Inside an alkaline cell I think the electrolyte paste might be somewhat wetter and more damaging if it leaks. (It's caustic too and not good to get on your skin. If you find a leak clean it up immediately with vinegar, rinse with deionized water and leave to dry thoroughly in a warm place before reapplying power.)

Incidentally this is just a hypothetical discussion. It's not advising anyone to take batteries apart, especially not alkaline batteries.


----------



## Handlobraesing (Mar 30, 2008)

chlorides of zinc and amomnium.


----------



## mwaldron (Apr 8, 2008)

By annoying coincidence I have a picture to share with you...
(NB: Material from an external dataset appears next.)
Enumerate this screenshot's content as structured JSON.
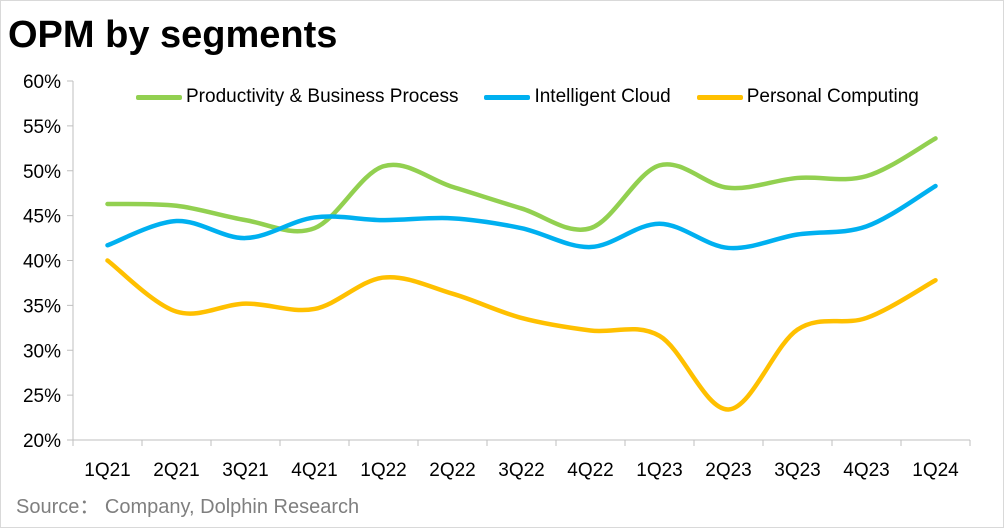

I've been all excited to refurbish my Eternalights, I ordered new membranes from TechAss (he sent them free under warranty, great and quick service) and new Nichia GS LEDs from CPFM arrived yesterday.

I take apart my first trusty ErgoXray and find this:







I called Energizer, they're sending me an envelope to return it to them. I applied 4.5V from my bench supply but the light is dead. 

My question is do batteries spike in voltage when they leak? Seems like that wouldn't be possible but something happened in there. It got pretty hot too because the cell wrapper is melted off around the negative terminal of the leaking cell. 

Now I get to see how good Energizer's service is, but I suspect I'll be getting a new Eternalight.


----------



## Burgess (Apr 8, 2008)

I remember, in the 1960's, when Leak-Proof batteries were introduced.




Now, they're just trying to "perfect" them.



_


----------



## mwaldron (Apr 8, 2008)

When I get this all worked out all 3 of my EternaLights are getting Lithium AA's...


----------



## Mr Happy (Apr 8, 2008)

mwaldron said:


> When I get this all worked out all 3 of my EternaLights are getting Lithium AA's...


Then if they fail they won't just leak, they will explode and burst into flames...


----------



## mwaldron (Apr 9, 2008)

Mr Happy said:


> Then if they fail they won't just leak, they will explode and burst into flames...



What a happy thought...


----------